Regression equation: price = m * area + c with specific numerical values for m and c. The equation shows the learned relationship between area and price.
Error metrics: MAE, MSE, RMSE, and R²-score values. Lower MAE, MSE, and RMSE indicate better performance. R²-score close to 1.0 indicates a good fit.
Visualization: A scatter plot showing data points and the best-fit regression line. The line should pass through the center of the data points, indicating a good model fit.

Understanding Evaluation Metrics

Metric	Formula	Interpretation
MAE	Mean of \|actual - predicted\|	Average absolute error, easy to interpret
MSE	Mean of (actual - predicted)²	Penalizes large errors more, in squared units
RMSE	√MSE	Same units as target, most commonly used
R² Score	1 - (SS_res / SS_tot)	Proportion of variance explained, 0-1 scale

Frequently Asked Questions

Q1: What if the relationship between area and price is not linear?
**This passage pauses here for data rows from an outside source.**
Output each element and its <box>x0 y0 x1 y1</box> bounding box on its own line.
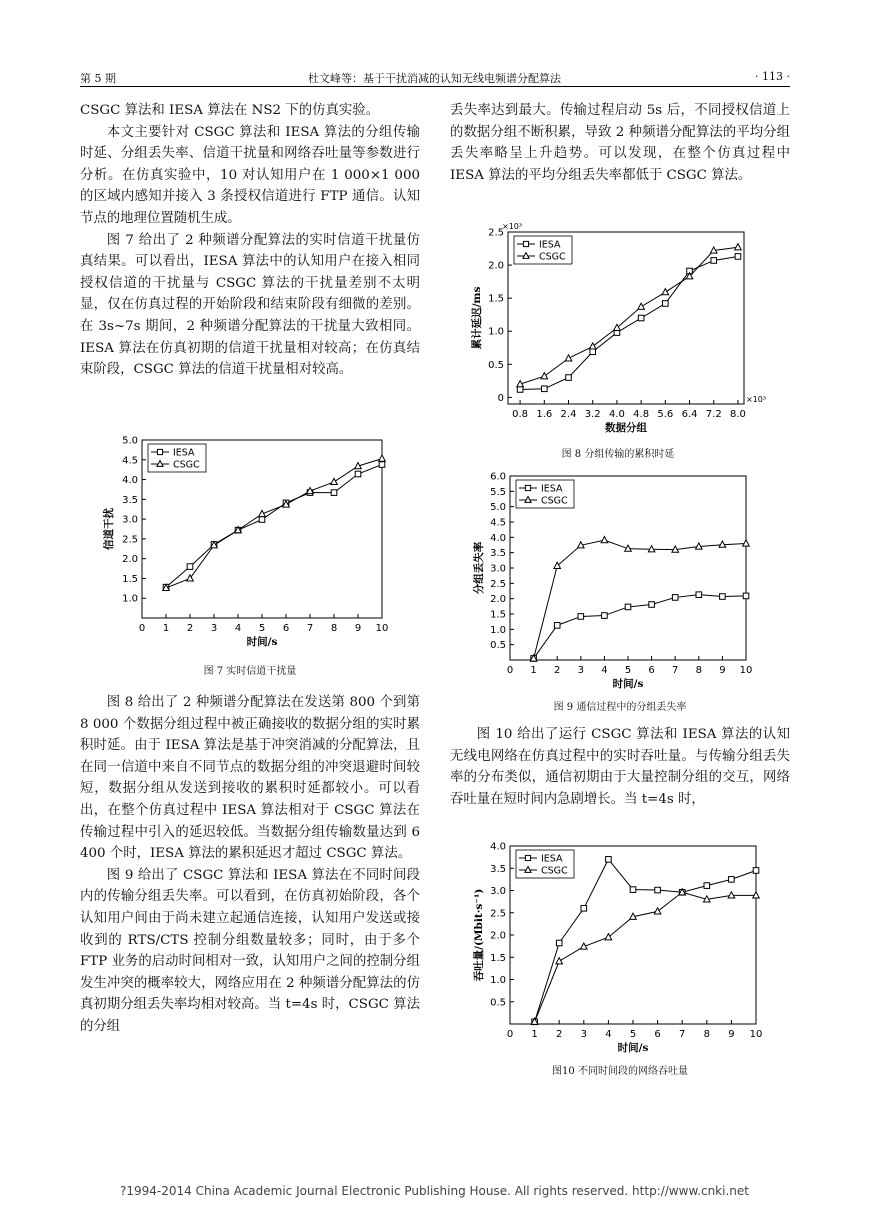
y-tick-label: 3.0 <box>122 514 138 526</box>
point-iesa <box>556 940 562 946</box>
figure-9-caption: 图 9 通信过程中的分组丢失率 <box>553 702 687 713</box>
y-tick-label: 2.5 <box>490 578 506 590</box>
y-tick-label: 1.0 <box>490 975 506 986</box>
point-iesa <box>554 623 560 629</box>
x-tick-label: 4.0 <box>608 409 625 420</box>
y-tick-label: 2.5 <box>122 534 138 546</box>
point-iesa <box>581 906 587 912</box>
legend-label: IESA <box>173 447 195 459</box>
x-axis-label: 时间/s <box>612 678 644 690</box>
x-tick-label: 3 <box>210 623 218 634</box>
left-column-top <box>80 100 420 381</box>
point-iesa <box>638 315 644 321</box>
point-iesa <box>517 387 523 393</box>
chart-fig9-svg <box>470 470 770 694</box>
y-tick-label: 0.5 <box>490 997 506 1009</box>
x-tick-label: 5 <box>629 1029 637 1040</box>
point-iesa <box>602 613 608 619</box>
paragraph: 丢失率达到最大。传输过程启动 5s 后，不同授权信道上的数据分组不断积累，导致 2 种频谱分配算法的平均分组丢失率略呈上升趋势。可以发现，在整个仿真过程中 IESA 算法的平均分组丢失率都低于 CSGC 算法。 <box>450 103 790 183</box>
y-tick-label: 6.0 <box>490 471 506 483</box>
point-iesa <box>743 593 749 599</box>
y-axis-label: 信道干扰 <box>103 508 115 550</box>
y-tick-label: 4.0 <box>122 475 138 487</box>
x-tick-label: 2.4 <box>560 409 577 420</box>
legend-label: IESA <box>539 239 561 251</box>
point-iesa <box>720 594 726 600</box>
x-tick-label: 10 <box>739 665 753 676</box>
point-csgc <box>565 355 572 361</box>
y-tick-label: 0.5 <box>488 359 504 371</box>
figure-10-caption: 图10 不同时间段的网络吞吐量 <box>552 1066 688 1077</box>
x-tick-label: 2 <box>556 1029 563 1040</box>
chart-fig10-svg <box>470 838 770 1060</box>
y-tick-label: 5.5 <box>490 486 506 498</box>
point-csgc <box>541 373 548 379</box>
x-tick-label: 5.6 <box>657 409 674 420</box>
point-iesa <box>735 254 741 260</box>
point-csgc <box>654 908 661 914</box>
x-tick-label: 8 <box>703 1029 710 1040</box>
point-iesa <box>542 386 548 392</box>
paragraph: CSGC 算法和 IESA 算法在 NS2 下的仿真实验。 <box>80 103 380 118</box>
x-tick-label: 6 <box>654 1029 661 1040</box>
x-tick-label: 4 <box>605 1029 612 1040</box>
series-line-iesa <box>535 859 756 1021</box>
x-tick-label: 2 <box>554 665 561 676</box>
x-tick-label: 7.2 <box>705 409 722 420</box>
y-tick-label: 2.0 <box>488 260 504 272</box>
series-line-csgc <box>535 892 756 1021</box>
y-axis-label: 分组丢失率 <box>473 541 485 595</box>
x-tick-label: 9 <box>354 623 362 634</box>
x-tick-label: 7 <box>679 1029 686 1040</box>
series-line-iesa <box>534 595 746 659</box>
point-iesa <box>696 592 702 598</box>
point-iesa <box>711 258 717 264</box>
point-iesa <box>729 877 735 883</box>
point-csgc <box>638 303 645 309</box>
x-tick-label: 3 <box>577 665 584 676</box>
x-tick-label: 0 <box>138 623 146 634</box>
chart-fig8-svg <box>468 220 768 442</box>
paragraph: 图 8 给出了 2 种频谱分配算法在发送第 800 个到第 8 000 个数据分组过程中被正确接收的数据分组的实时累积时延。由于 IESA 算法是基于冲突消减的分配算法，且在同一信道中来自不同节点的数据分组的冲突退避时间较短，数据分组从发送到接收的累积时延都较小。可以看出，在整个仿真过程中 IESA 算法相对于 CSGC 算法在传输过程中引入的延迟较低。当数据分组传输数量达到 6 400 个时，IESA 算法的累积延迟才超过 CSGC 算法。 <box>80 695 420 862</box>
paragraph: 本文主要针对 CSGC 算法和 IESA 算法的分组传输时延、分组丢失率、信道干扰量和网络吞吐量等参数进行分析。在仿真实验中，10 对认知用户在 1 000×1 000 的区域内感知并接入 3 条授权信道进行 FTP 通信。认知节点的地理位置随机生成。 <box>80 124 420 226</box>
y-tick-label: 0.5 <box>490 640 506 652</box>
point-iesa <box>379 462 385 468</box>
copyright-footer: ?1994-2014 China Academic Journal Electronic Publishing House. All rights reserved. http://www.cnki.net <box>120 1184 749 1198</box>
point-iesa <box>606 857 612 863</box>
y-tick-label: 4.0 <box>490 841 506 853</box>
point-csgc <box>605 934 612 940</box>
point-csgc <box>379 455 386 461</box>
x-tick-label: 5 <box>258 623 266 634</box>
x-tick-label: 9 <box>719 665 726 676</box>
point-iesa <box>672 595 678 601</box>
y-tick-label: 3.0 <box>490 563 506 575</box>
y-tick-label: 1.5 <box>490 609 506 621</box>
point-iesa <box>625 604 631 610</box>
x-tick-label: 6 <box>648 665 655 676</box>
series-line-csgc <box>534 540 746 658</box>
point-iesa <box>259 517 265 523</box>
paragraph: 图 7 给出了 2 种频谱分配算法的实时信道干扰量仿真结果。可以看出，IESA 算法中的认知用户在接入相同授权信道的干扰量与 CSGC 算法的干扰量差别不太明显，仅在仿真过程的开始阶段和结束阶段有细微的差别。在 3s~7s 期间，2 种频谱分配算法的干扰量大致相同。IESA 算法在仿真初期的信道干扰量相对较高；在仿真结束阶段，CSGC 算法的信道干扰量相对较高。 <box>80 232 420 378</box>
point-iesa <box>663 301 669 307</box>
y-tick-label: 4.0 <box>490 532 506 544</box>
x-tick-label: 7 <box>306 623 314 634</box>
series-line-csgc <box>166 459 382 588</box>
x-tick-label: 6.4 <box>681 409 698 420</box>
point-iesa <box>590 349 596 355</box>
paragraph: 图 9 给出了 CSGC 算法和 IESA 算法在不同时间段内的传输分组丢失率。可以看到，在仿真初始阶段，各个认知用户间由于尚未建立起通信连接，认知用户发送或接收到的 RTS/CTS 控制分组数量较多；同时，由于多个 FTP 业务的启动时间相对一致，认知用户之间的控制分组发生冲突的概率较大，网络应用在 2 种频谱分配算法的仿真初期分组丢失率均相对较高。当 t=4s 时，CSGC 算法的分组 <box>80 867 420 1034</box>
issue-number: 第 5 期 <box>80 72 116 85</box>
x-tick-label: 3.2 <box>584 409 601 420</box>
left-column-bottom <box>80 692 420 1038</box>
x-tick-label: 7 <box>672 665 679 676</box>
x-tick-label: 9 <box>728 1029 735 1040</box>
x-tick-label: 1.6 <box>536 409 553 420</box>
x-tick-label: 0 <box>506 665 514 676</box>
point-csgc <box>556 958 563 964</box>
x-tick-label: 8 <box>330 623 338 634</box>
y-tick-label: 1.0 <box>122 593 138 605</box>
point-csgc <box>743 540 750 546</box>
point-csgc <box>589 343 596 349</box>
point-iesa <box>630 887 636 893</box>
x-tick-label: 10 <box>749 1029 763 1040</box>
y-tick-label: 3.5 <box>122 494 138 506</box>
right-column-bottom <box>450 724 790 810</box>
y-tick-label: 4.5 <box>490 517 506 529</box>
x-tick-label: 8.0 <box>729 409 746 420</box>
x-tick-label: 1 <box>530 665 537 676</box>
point-iesa <box>704 883 710 889</box>
y-tick-label: 2.0 <box>490 930 506 942</box>
point-iesa <box>649 602 655 608</box>
paragraph: 图 10 给出了运行 CSGC 算法和 IESA 算法的认知无线电网络在仿真过程中的实时吞吐量。与传输分组丢失率的分布类似，通信初期由于大量控制分组的交互，网络吞吐量在短时间内急剧增长。当 t=4s 时， <box>450 727 790 807</box>
point-iesa <box>578 614 584 620</box>
figure-8-caption: 图 8 分组传输的累积时延 <box>561 449 675 460</box>
legend-label: IESA <box>541 853 563 865</box>
point-csgc <box>662 289 669 295</box>
x-multiplier: ×10³ <box>746 395 767 404</box>
x-tick-label: 5 <box>624 665 632 676</box>
legend-label: CSGC <box>539 251 566 263</box>
point-iesa <box>331 490 337 496</box>
right-column-top <box>450 100 790 186</box>
x-axis-label: 数据分组 <box>605 422 647 434</box>
y-tick-label: 4.5 <box>122 455 138 467</box>
y-tick-label: 2.5 <box>488 227 504 239</box>
x-tick-label: 3 <box>580 1029 587 1040</box>
x-tick-label: 4 <box>601 665 608 676</box>
x-axis-label: 时间/s <box>617 1042 649 1054</box>
y-tick-label: 3.5 <box>490 863 506 875</box>
y-axis-label: 累计延迟/ms <box>471 286 483 350</box>
y-tick-label: 1.0 <box>488 326 504 338</box>
series-line-csgc <box>520 247 738 384</box>
legend-marker <box>525 485 530 490</box>
x-tick-label: 0.8 <box>512 409 529 420</box>
figure-8 <box>468 220 768 442</box>
figure-10 <box>470 838 770 1060</box>
y-tick-label: 1.5 <box>122 573 138 585</box>
x-tick-label: 4.8 <box>633 409 650 420</box>
point-iesa <box>753 868 759 874</box>
figure-7-caption: 图 7 实时信道干扰量 <box>203 666 297 677</box>
y-tick-label: 5.0 <box>122 435 138 447</box>
x-tick-label: 10 <box>375 623 389 634</box>
x-tick-label: 0 <box>506 1029 514 1040</box>
legend-label: CSGC <box>173 459 200 471</box>
legend-label: CSGC <box>541 495 568 507</box>
legend-marker <box>157 449 162 454</box>
chart-fig7-svg <box>100 434 400 656</box>
series-line-iesa <box>166 465 382 588</box>
x-tick-label: 8 <box>695 665 702 676</box>
x-tick-label: 1 <box>531 1029 538 1040</box>
y-tick-label: 1.0 <box>490 624 506 636</box>
y-tick-label: 2.0 <box>122 554 138 566</box>
page-number: · 113 · <box>755 70 790 83</box>
y-tick-label: 1.5 <box>488 293 504 305</box>
y-tick-label: 5.0 <box>490 502 506 514</box>
y-tick-label: 3.5 <box>490 548 506 560</box>
y-tick-label: 2.0 <box>490 594 506 606</box>
figure-9 <box>470 470 770 694</box>
y-tick-label: 3.0 <box>490 886 506 897</box>
y-axis-label: 吞吐量/(Mbit·s⁻¹) <box>473 888 485 982</box>
y-tick-label: 0 <box>497 392 504 404</box>
header-rule <box>80 86 790 87</box>
legend-marker <box>523 241 528 246</box>
point-iesa <box>566 375 572 381</box>
figure-7 <box>100 434 400 656</box>
point-iesa <box>655 887 661 893</box>
x-tick-label: 2 <box>186 623 194 634</box>
x-tick-label: 6 <box>282 623 290 634</box>
legend-marker <box>525 855 530 860</box>
y-multiplier: ×10³ <box>502 222 523 231</box>
x-tick-label: 1 <box>162 623 170 634</box>
point-csgc <box>735 244 742 250</box>
legend-label: IESA <box>541 483 563 495</box>
y-tick-label: 2.5 <box>490 908 506 920</box>
point-csgc <box>331 478 338 484</box>
y-tick-label: 1.5 <box>490 952 506 964</box>
point-iesa <box>187 564 193 570</box>
x-tick-label: 4 <box>234 623 242 634</box>
point-csgc <box>601 536 608 542</box>
legend-label: CSGC <box>541 865 568 877</box>
point-iesa <box>355 471 361 477</box>
x-axis-label: 时间/s <box>246 636 278 648</box>
running-title: 杜文峰等：基于干扰消减的认知无线电频谱分配算法 <box>308 72 561 85</box>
If the relationship is non-linear, simple linear regression won't work well. You can try polynomial regression, transform the features (log, square root), or use non-linear models. Check the scatter plot first to see if a linear relationship exists.

Q2: How do I interpret the R² score?

R² score ranges from 0 to 1 (can be negative for very poor models). R² = 1 means perfect predictions, R² = 0 means the model is no better than predicting the mean. Generally, R² > 0.7 is considered good, but it depends on the problem domain.

Q3: Why do we split data into train and test sets?

Training on all data and testing on the same data would give overly optimistic results (overfitting). Testing on unseen data gives a realistic estimate of how the model will perform on new data, which is the real goal of machine learning.